The only way to get the highly attractive western goods was through relatives or friends abroad, or access to dollars, which was tricky and illegal and could lead to repercussions from the Authorities. I recollect ‘underground’ dollar- distributors selling currency from the inner pockets of their leather winter coats, always gathered around railways stations, airports and the most fashionable and magnetising store, PEWEX – the only shops in Communist Poland that were not only not totally empty, but were filled with Western goods. We would make an almost daily trip to PEWEX after school, not to buy anything, since we didn’t have the currency, but just to look and absorb the atmosphere and forbidden culture of the ‘Rotten West’. I still recollect the peculiar mixture of the smells of coffee, perfume and Donald chewing gum – the aroma of luxury and a forbidden world, contrasting with the rancid smell in the empty shops of long-gone spilt and soured milk.

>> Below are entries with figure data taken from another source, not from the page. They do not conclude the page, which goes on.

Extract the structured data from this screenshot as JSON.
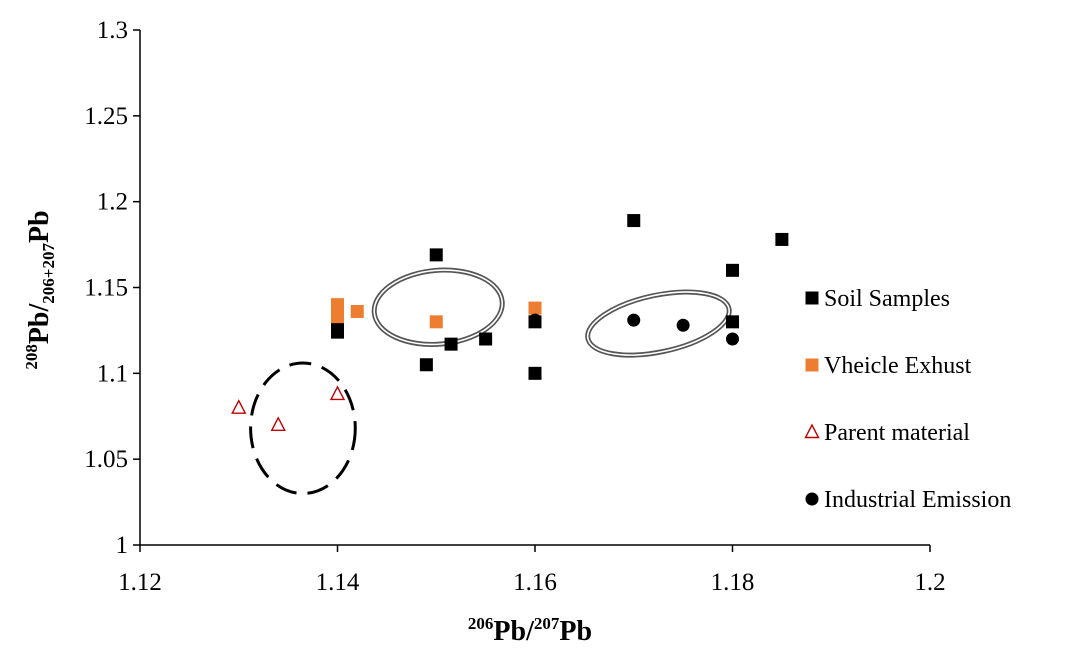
{
  "chart_data": {
    "type": "scatter",
    "xlabel": {
      "sup1": "206",
      "base1": "Pb/",
      "sup2": "207",
      "base2": "Pb"
    },
    "ylabel": {
      "sup1": "208",
      "base1": "Pb/",
      "sub": "206+207",
      "base2": "Pb"
    },
    "xlim": [
      1.12,
      1.2
    ],
    "ylim": [
      1.0,
      1.3
    ],
    "xticks": [
      "1.12",
      "1.14",
      "1.16",
      "1.18",
      "1.2"
    ],
    "yticks": [
      "1",
      "1.05",
      "1.1",
      "1.15",
      "1.2",
      "1.25",
      "1.3"
    ],
    "grid": false,
    "legend_position": "right",
    "series": [
      {
        "name": "Soil Samples",
        "marker": "square",
        "color": "#000000",
        "points": [
          [
            1.14,
            1.124
          ],
          [
            1.14,
            1.13
          ],
          [
            1.149,
            1.105
          ],
          [
            1.15,
            1.169
          ],
          [
            1.1515,
            1.117
          ],
          [
            1.155,
            1.12
          ],
          [
            1.16,
            1.1
          ],
          [
            1.16,
            1.13
          ],
          [
            1.17,
            1.189
          ],
          [
            1.18,
            1.16
          ],
          [
            1.18,
            1.13
          ],
          [
            1.185,
            1.178
          ]
        ]
      },
      {
        "name": "Vheicle Exhust",
        "marker": "square",
        "color": "#ED7D31",
        "points": [
          [
            1.14,
            1.14
          ],
          [
            1.14,
            1.133
          ],
          [
            1.142,
            1.136
          ],
          [
            1.15,
            1.13
          ],
          [
            1.16,
            1.138
          ]
        ]
      },
      {
        "name": "Parent material",
        "marker": "triangle-open",
        "color": "#C00000",
        "points": [
          [
            1.13,
            1.08
          ],
          [
            1.134,
            1.07
          ],
          [
            1.14,
            1.088
          ]
        ]
      },
      {
        "name": "Industrial Emission",
        "marker": "circle",
        "color": "#000000",
        "points": [
          [
            1.16,
            1.131
          ],
          [
            1.17,
            1.131
          ],
          [
            1.175,
            1.128
          ],
          [
            1.18,
            1.12
          ]
        ]
      }
    ],
    "annotations": [
      {
        "shape": "ellipse",
        "style": "dashed",
        "cx": 1.1365,
        "cy": 1.068,
        "rx": 0.0053,
        "ry": 0.038,
        "rotate": 0
      },
      {
        "shape": "ellipse",
        "style": "double",
        "cx": 1.1502,
        "cy": 1.1385,
        "rx": 0.0065,
        "ry": 0.0215,
        "rotate": 5
      },
      {
        "shape": "ellipse",
        "style": "double",
        "cx": 1.1725,
        "cy": 1.129,
        "rx": 0.0073,
        "ry": 0.0165,
        "rotate": 12
      }
    ]
  }
}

Another issue worth mentioning was the position of women in this Communist utopia. The superficial gender equality and ‘liberation’ of women was on the agenda, but the reality was their desexualisation and objectification to the role of mother and wife. Women had no right to sexual desire or experience and were always expected to look good to please their husbands. Female masturbation and orgasm were a deep, dark taboo. While ‘equality’ posters featured a girl driving a tractor while sporting sophisticated and time- consuming make-up and hairstyles, the reality was that woman were employed on low-paid, manual jobs and were expected to do another ‘shift’ at home, looking after the children, cooking and completing the household chores. It was extremely rare for women to be employed in a highly regarded position; they were almost always on the bottom of the hierarchy, earning a fraction of male wages.
Currently, Poland is a free country and now we are living in a ‘crisis of over- availability’, an abundance of consumerism due to the development of Capitalism. The memories from those days seem more vivid and real. We live in the world of smartphones and constant connection to the internet, which brings a notion of loss. Everything nowadays seems to exist in a non-material form, appearing and evaporating somewhere in the abyss of mysterious digital eternity. Therefore we have started to develop a nostalgia for the old times. We live very much in our memories, which seem more vivid and real.
Strangely, the Dreamatorium has given my grey and unhappy memories gaudy, oversaturated colours like those on jolly grinning postcards, where everything is limned with golden light, the sky is cerulean and the world is filled with cheap, beautifully arranged flowers in hyper-green parks.
Such memories, deformed, fragmented and recycled in present times, such nostalgia for an unrealised utopia, create a base for what Jacques Derrida termed ‘Hauntology’ or ‘Ghostology’ in his Spectres of Marx (1993), claiming that Marxism would haunt Western society from beyond the grave. In French, the word ‘hauntology’ resembles ‘ontology’, a concept that hauntology supplants by ‘replacing the priority of being and presence with the figure of the ghost as that which is neither present, nor absent, neither dead nor alive’ (Colin Davis). In Moses and Monotheism, Freud argued that society is built on a hauntological basis (‘the voice of the dead father’). Ever since, hauntology has increasingly been seen as a ubiquitous phenomenon in our daily experience, as well as occurring in many different aspects of culture, such as music, art, new technologies and fashion. Everything that belongs to past somehow connects to the afterlife. It exists ‘behind the curtain’, slowly disintegrating into Oblivion.